What motivates you to create courses for professionals?

– I like to have the opportunity to design a course from scratch and try new pedagogical methods. The course I give does not need to be adapted to other courses students have taken or courses in a program. A freedom that is, of course, also a challenge.

What tip would you give someone who never has put together a standalone course?

– Use a clear course structure and start by designing assignments and questions before creating lectures.

What is the biggest challenge in putting together and running a course?

– When it comes to lifelong learning courses, our team uses to talk about trying to create tasks and materials that connect with real needs. It is not always enough to convey knowledge; students also need to be allowed to use and test their knowledge. In practice, we try to integrate case assignments, discussion forums and quizzes where students get an opportunity to test their knowledge – which aligns with lifelong learning.

Text: Anna Gullers, ITM

Read the full interview with Marcus Lithander (ITM website)

Linda Söderlindh portrait


"The connection to working life challenges and enriches"

Engineers' writing and rhetoric courses challenge Linda Söderlindh at the Department of Learning at the ITM School. But they also enrich KTH students at Linda’s regular courses.

What motivates you to create courses for professionals?

”I like the challenge of finding new perspectives on my teaching. Professionals also have a lot of practical experience that will be used in the discussions during the course. They ask other questions and can also relate theory and practice to real-life workplace situations. Since the participants also have different experiences, the discussions will be extra fun and challenging for me as a teacher. This also enriches my “ordinary” teaching. I use many examples from my further training courses for programme students at KTH. They always appreciate these links with working life.”

Why have you initiated these courses?

A degree does not mean you stop learning things; quite the opposite. Most of us, and perhaps professional engineers, need skills development and further training in relevant areas. Communication in speech and writing are essential skills for all engineers. Many may not have been able to develop these skills during their studies or face different demands in their working lives than those made during their education. That is why we need to provide courses that are also relevant for engineers.

What is the biggest challenge in putting together and running a course?

”These require a little different preparation than you might be used to.

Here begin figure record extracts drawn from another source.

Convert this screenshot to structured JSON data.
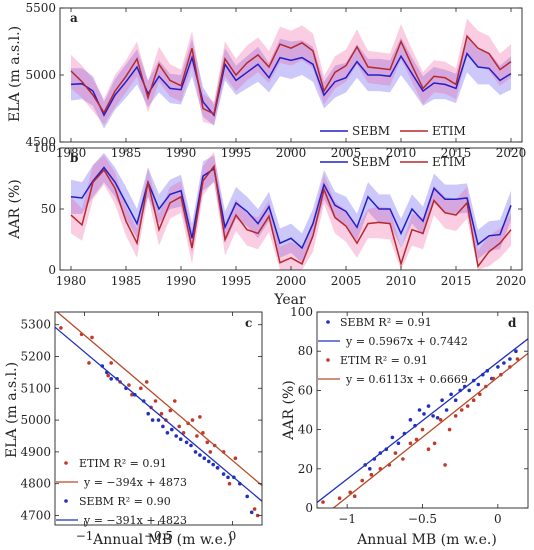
{
  "chart_data": [
    {
      "id": "a",
      "type": "line",
      "panel_label": "a",
      "ylabel": "ELA (m a.s.l.)",
      "xlabel": "",
      "xlim": [
        1979,
        2021
      ],
      "ylim": [
        4500,
        5500
      ],
      "xticks": [
        1980,
        1985,
        1990,
        1995,
        2000,
        2005,
        2010,
        2015,
        2020
      ],
      "yticks": [
        4500,
        5000,
        5500
      ],
      "legend_position": "bottom-right",
      "x": [
        1980,
        1981,
        1982,
        1983,
        1984,
        1985,
        1986,
        1987,
        1988,
        1989,
        1990,
        1991,
        1992,
        1993,
        1994,
        1995,
        1996,
        1997,
        1998,
        1999,
        2000,
        2001,
        2002,
        2003,
        2004,
        2005,
        2006,
        2007,
        2008,
        2009,
        2010,
        2011,
        2012,
        2013,
        2014,
        2015,
        2016,
        2017,
        2018,
        2019,
        2020
      ],
      "series": [
        {
          "name": "SEBM",
          "color": "#2020c8",
          "values": [
            4930,
            4935,
            4880,
            4700,
            4850,
            4950,
            5060,
            4860,
            4990,
            4900,
            4890,
            5130,
            4800,
            4700,
            5080,
            4960,
            5020,
            5080,
            4980,
            5130,
            5110,
            5130,
            5080,
            4850,
            4950,
            4980,
            5100,
            5000,
            5000,
            4990,
            5140,
            5010,
            4880,
            4940,
            4930,
            4900,
            5160,
            5060,
            5050,
            4960,
            5010
          ],
          "band_lower": [
            4810,
            4820,
            4770,
            4600,
            4740,
            4830,
            4930,
            4760,
            4870,
            4790,
            4780,
            4990,
            4690,
            4620,
            4960,
            4850,
            4900,
            4950,
            4870,
            4990,
            4970,
            5000,
            4950,
            4750,
            4830,
            4870,
            4980,
            4880,
            4880,
            4870,
            5000,
            4890,
            4770,
            4820,
            4820,
            4790,
            5020,
            4930,
            4930,
            4850,
            4890
          ],
          "band_upper": [
            5050,
            5050,
            4990,
            4800,
            4970,
            5080,
            5190,
            4960,
            5110,
            5010,
            5000,
            5270,
            4910,
            4780,
            5200,
            5070,
            5140,
            5210,
            5090,
            5270,
            5250,
            5260,
            5210,
            4950,
            5070,
            5090,
            5230,
            5120,
            5120,
            5110,
            5280,
            5130,
            4990,
            5060,
            5040,
            5010,
            5290,
            5190,
            5170,
            5070,
            5140
          ]
        },
        {
          "name": "ETIM",
          "color": "#b8282a",
          "values": [
            5030,
            4950,
            4850,
            4720,
            4880,
            4990,
            5120,
            4830,
            5080,
            4960,
            4920,
            5200,
            4750,
            4710,
            5120,
            5000,
            5090,
            5150,
            5060,
            5230,
            5200,
            5240,
            5180,
            4880,
            5020,
            5070,
            5210,
            5060,
            5050,
            5040,
            5250,
            5070,
            4900,
            4990,
            4980,
            4930,
            5290,
            5200,
            5160,
            5040,
            5100
          ],
          "band_lower": [
            4900,
            4830,
            4730,
            4630,
            4760,
            4870,
            4990,
            4720,
            4950,
            4840,
            4800,
            5070,
            4650,
            4630,
            4990,
            4880,
            4960,
            5020,
            4940,
            5090,
            5070,
            5110,
            5050,
            4780,
            4900,
            4950,
            5080,
            4940,
            4930,
            4920,
            5120,
            4950,
            4780,
            4870,
            4860,
            4820,
            5150,
            5070,
            5030,
            4920,
            4980
          ],
          "band_upper": [
            5150,
            5070,
            4970,
            4820,
            5000,
            5110,
            5250,
            4950,
            5210,
            5080,
            5040,
            5330,
            4860,
            4800,
            5250,
            5120,
            5220,
            5280,
            5180,
            5360,
            5330,
            5370,
            5310,
            4990,
            5140,
            5190,
            5340,
            5180,
            5170,
            5160,
            5380,
            5190,
            5020,
            5110,
            5100,
            5050,
            5420,
            5330,
            5290,
            5160,
            5230
          ]
        }
      ]
    },
    {
      "id": "b",
      "type": "line",
      "panel_label": "b",
      "ylabel": "AAR (%)",
      "xlabel": "Year",
      "xlim": [
        1979,
        2021
      ],
      "ylim": [
        0,
        100
      ],
      "xticks": [
        1980,
        1985,
        1990,
        1995,
        2000,
        2005,
        2010,
        2015,
        2020
      ],
      "yticks": [
        0,
        50,
        100
      ],
      "legend_position": "top-right",
      "x": [
        1980,
        1981,
        1982,
        1983,
        1984,
        1985,
        1986,
        1987,
        1988,
        1989,
        1990,
        1991,
        1992,
        1993,
        1994,
        1995,
        1996,
        1997,
        1998,
        1999,
        2000,
        2001,
        2002,
        2003,
        2004,
        2005,
        2006,
        2007,
        2008,
        2009,
        2010,
        2011,
        2012,
        2013,
        2014,
        2015,
        2016,
        2017,
        2018,
        2019,
        2020
      ],
      "series": [
        {
          "name": "SEBM",
          "color": "#2020c8",
          "values": [
            60,
            59,
            73,
            84,
            72,
            55,
            38,
            72,
            50,
            62,
            65,
            26,
            77,
            83,
            35,
            55,
            48,
            38,
            52,
            22,
            26,
            18,
            38,
            70,
            53,
            48,
            35,
            60,
            50,
            50,
            30,
            50,
            40,
            67,
            58,
            58,
            59,
            21,
            28,
            29,
            53
          ],
          "band_lower": [
            46,
            46,
            60,
            72,
            60,
            42,
            26,
            60,
            38,
            50,
            52,
            14,
            65,
            72,
            22,
            42,
            36,
            26,
            40,
            10,
            14,
            6,
            26,
            58,
            42,
            36,
            24,
            48,
            38,
            38,
            18,
            38,
            28,
            55,
            46,
            46,
            47,
            9,
            16,
            17,
            41
          ],
          "band_upper": [
            74,
            72,
            86,
            96,
            84,
            68,
            50,
            84,
            62,
            74,
            78,
            38,
            89,
            94,
            48,
            68,
            60,
            50,
            64,
            34,
            38,
            30,
            50,
            82,
            64,
            60,
            46,
            72,
            62,
            62,
            42,
            62,
            52,
            79,
            70,
            70,
            71,
            33,
            40,
            41,
            65
          ]
        },
        {
          "name": "ETIM",
          "color": "#b8282a",
          "values": [
            45,
            37,
            72,
            82,
            67,
            40,
            22,
            72,
            33,
            55,
            60,
            18,
            73,
            85,
            25,
            45,
            33,
            30,
            44,
            6,
            10,
            5,
            28,
            66,
            43,
            36,
            22,
            38,
            39,
            38,
            5,
            33,
            30,
            57,
            47,
            45,
            55,
            3,
            15,
            22,
            33
          ],
          "band_lower": [
            30,
            24,
            58,
            70,
            54,
            28,
            10,
            60,
            20,
            42,
            47,
            5,
            61,
            73,
            12,
            32,
            20,
            17,
            31,
            0,
            0,
            0,
            15,
            54,
            30,
            23,
            10,
            26,
            26,
            25,
            0,
            20,
            17,
            45,
            34,
            32,
            42,
            0,
            3,
            10,
            20
          ],
          "band_upper": [
            60,
            50,
            86,
            94,
            80,
            52,
            34,
            84,
            46,
            68,
            73,
            31,
            85,
            97,
            38,
            58,
            46,
            43,
            57,
            19,
            23,
            18,
            41,
            78,
            56,
            49,
            34,
            50,
            52,
            51,
            18,
            46,
            43,
            69,
            60,
            58,
            68,
            16,
            28,
            34,
            46
          ]
        }
      ]
    },
    {
      "id": "c",
      "type": "scatter",
      "panel_label": "c",
      "ylabel": "ELA (m a.s.l.)",
      "xlabel": "Annual MB (m w.e.)",
      "xlim": [
        -1.2,
        0.2
      ],
      "ylim": [
        4670,
        5340
      ],
      "xticks": [
        -1,
        -0.5,
        0
      ],
      "yticks": [
        4700,
        4800,
        4900,
        5000,
        5100,
        5200,
        5300
      ],
      "legend_position": "bottom-left",
      "legend": [
        "ETIM R² = 0.91",
        "y = −394x + 4873",
        "SEBM R² = 0.90",
        "y = −391x + 4823"
      ],
      "series": [
        {
          "name": "ETIM",
          "color": "#c0392b",
          "marker": "dot",
          "x": [
            -1.16,
            -1.02,
            -0.95,
            -0.97,
            -0.84,
            -0.82,
            -0.76,
            -0.7,
            -0.68,
            -0.62,
            -0.58,
            -0.55,
            -0.52,
            -0.48,
            -0.45,
            -0.42,
            -0.39,
            -0.36,
            -0.33,
            -0.3,
            -0.27,
            -0.24,
            -0.22,
            -0.2,
            -0.17,
            -0.15,
            -0.12,
            -0.1,
            -0.06,
            -0.02,
            0.02,
            0.15,
            0.17
          ],
          "y": [
            5290,
            5270,
            5260,
            5180,
            5140,
            5180,
            5120,
            5110,
            5080,
            5100,
            5120,
            5040,
            5060,
            5020,
            5000,
            5030,
            5060,
            4980,
            4960,
            4990,
            5000,
            4950,
            5010,
            4960,
            4930,
            4900,
            4920,
            4850,
            4900,
            4800,
            4880,
            4720,
            4700
          ]
        },
        {
          "name": "SEBM",
          "color": "#2030c0",
          "marker": "dot",
          "x": [
            -0.88,
            -0.85,
            -0.82,
            -0.78,
            -0.72,
            -0.66,
            -0.6,
            -0.57,
            -0.54,
            -0.5,
            -0.47,
            -0.44,
            -0.41,
            -0.38,
            -0.35,
            -0.31,
            -0.28,
            -0.25,
            -0.22,
            -0.19,
            -0.16,
            -0.13,
            -0.1,
            -0.06,
            -0.03,
            0.01,
            0.05,
            0.1,
            0.13
          ],
          "y": [
            5170,
            5150,
            5130,
            5130,
            5100,
            5080,
            5060,
            5020,
            5000,
            5000,
            4980,
            4960,
            4970,
            4950,
            4940,
            4930,
            4920,
            4900,
            4890,
            4880,
            4870,
            4860,
            4850,
            4830,
            4820,
            4820,
            4800,
            4760,
            4710
          ]
        }
      ],
      "fits": [
        {
          "name": "y = −394x + 4873",
          "color": "#b84a2a",
          "slope": -394,
          "intercept": 4873
        },
        {
          "name": "y = −391x + 4823",
          "color": "#2030c0",
          "slope": -391,
          "intercept": 4823
        }
      ]
    },
    {
      "id": "d",
      "type": "scatter",
      "panel_label": "d",
      "ylabel": "AAR (%)",
      "xlabel": "Annual MB (m w.e.)",
      "xlim": [
        -1.2,
        0.2
      ],
      "ylim": [
        0,
        100
      ],
      "xticks": [
        -1,
        -0.5,
        0
      ],
      "yticks": [
        0,
        20,
        40,
        60,
        80,
        100
      ],
      "legend_position": "top-left",
      "legend": [
        "SEBM R² = 0.91",
        "y = 0.5967x + 0.7442",
        "ETIM R² = 0.91",
        "y = 0.6113x + 0.6669"
      ],
      "series": [
        {
          "name": "SEBM",
          "color": "#2030c0",
          "marker": "dot",
          "x": [
            -0.88,
            -0.85,
            -0.82,
            -0.78,
            -0.74,
            -0.7,
            -0.66,
            -0.62,
            -0.58,
            -0.55,
            -0.52,
            -0.49,
            -0.46,
            -0.43,
            -0.4,
            -0.37,
            -0.34,
            -0.31,
            -0.28,
            -0.25,
            -0.22,
            -0.19,
            -0.16,
            -0.13,
            -0.1,
            -0.07,
            -0.04,
            0.0,
            0.04,
            0.08,
            0.12
          ],
          "y": [
            22,
            20,
            25,
            28,
            30,
            36,
            33,
            38,
            45,
            42,
            50,
            48,
            52,
            47,
            46,
            55,
            50,
            58,
            55,
            60,
            62,
            60,
            65,
            63,
            68,
            70,
            66,
            72,
            74,
            76,
            80
          ]
        },
        {
          "name": "ETIM",
          "color": "#c0392b",
          "marker": "dot",
          "x": [
            -1.16,
            -1.05,
            -0.98,
            -0.95,
            -0.9,
            -0.84,
            -0.78,
            -0.72,
            -0.68,
            -0.63,
            -0.58,
            -0.54,
            -0.5,
            -0.46,
            -0.42,
            -0.38,
            -0.35,
            -0.32,
            -0.28,
            -0.24,
            -0.2,
            -0.16,
            -0.12,
            -0.08,
            -0.03,
            0.02,
            0.08,
            0.13
          ],
          "y": [
            3,
            5,
            8,
            6,
            14,
            17,
            20,
            22,
            28,
            25,
            33,
            35,
            40,
            30,
            33,
            45,
            22,
            40,
            47,
            50,
            52,
            55,
            58,
            62,
            66,
            68,
            72,
            76
          ]
        }
      ],
      "fits": [
        {
          "name": "y = 0.5967x + 0.7442",
          "color": "#2030c0",
          "slope": 59.67,
          "intercept": 74.42
        },
        {
          "name": "y = 0.6113x + 0.6669",
          "color": "#b84a2a",
          "slope": 61.13,
          "intercept": 66.69
        }
      ]
    }
  ]
}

For example, participants may never have seen a learning platform like Canvas before, which requires more information for participants from your side. It can also be difficult at first to adapt the course to the target group because you do not know in advance who will apply. But that is also what is fun.”

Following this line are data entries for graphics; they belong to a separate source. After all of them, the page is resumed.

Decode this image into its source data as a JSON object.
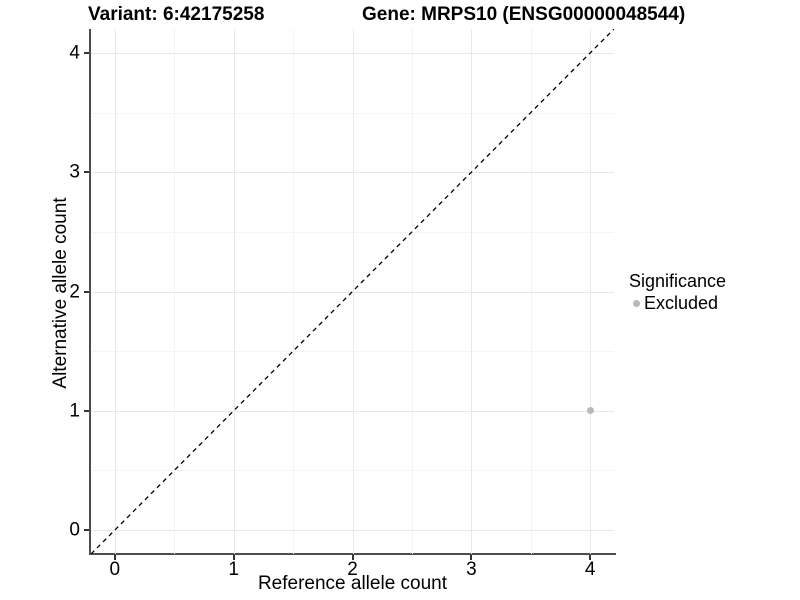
{
  "header": {
    "variant_title": "Variant: 6:42175258",
    "gene_title": "Gene: MRPS10 (ENSG00000048544)"
  },
  "legend": {
    "title": "Significance",
    "items": [
      {
        "label": "Excluded",
        "color": "#b9b9b9"
      }
    ]
  },
  "chart_data": {
    "type": "scatter",
    "title": "Variant: 6:42175258   Gene: MRPS10 (ENSG00000048544)",
    "xlabel": "Reference allele count",
    "ylabel": "Alternative allele count",
    "xlim": [
      -0.2,
      4.2
    ],
    "ylim": [
      -0.2,
      4.2
    ],
    "x_ticks": [
      0,
      1,
      2,
      3,
      4
    ],
    "y_ticks": [
      0,
      1,
      2,
      3,
      4
    ],
    "x_minor_ticks": [
      0.5,
      1.5,
      2.5,
      3.5
    ],
    "y_minor_ticks": [
      0.5,
      1.5,
      2.5,
      3.5
    ],
    "grid": true,
    "legend_position": "right",
    "legend_title": "Significance",
    "series": [
      {
        "name": "Excluded",
        "color": "#b9b9b9",
        "points": [
          {
            "x": 4,
            "y": 1
          }
        ]
      }
    ],
    "reference_line": {
      "kind": "identity",
      "line_style": "dashed",
      "color": "#000000"
    }
  },
  "colors": {
    "background": "#ffffff",
    "grid_major": "#e8e8e8",
    "grid_minor": "#f4f4f4",
    "axis_line": "#4d4d4d",
    "tick_mark": "#333333",
    "text": "#000000",
    "excluded_point": "#b9b9b9"
  }
}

”Practical things also require a little more, or different, planning. For example, the number of places in the courses must be decided in advance. Think through how many participants you want, as it is challenging to add more later, even if there is significant demand. It is also challenging to get a schedule that suits all participants. You have to try it out. Also, ensure that the course administration knows what kind of course it is; that can make it easier for you and the participants.”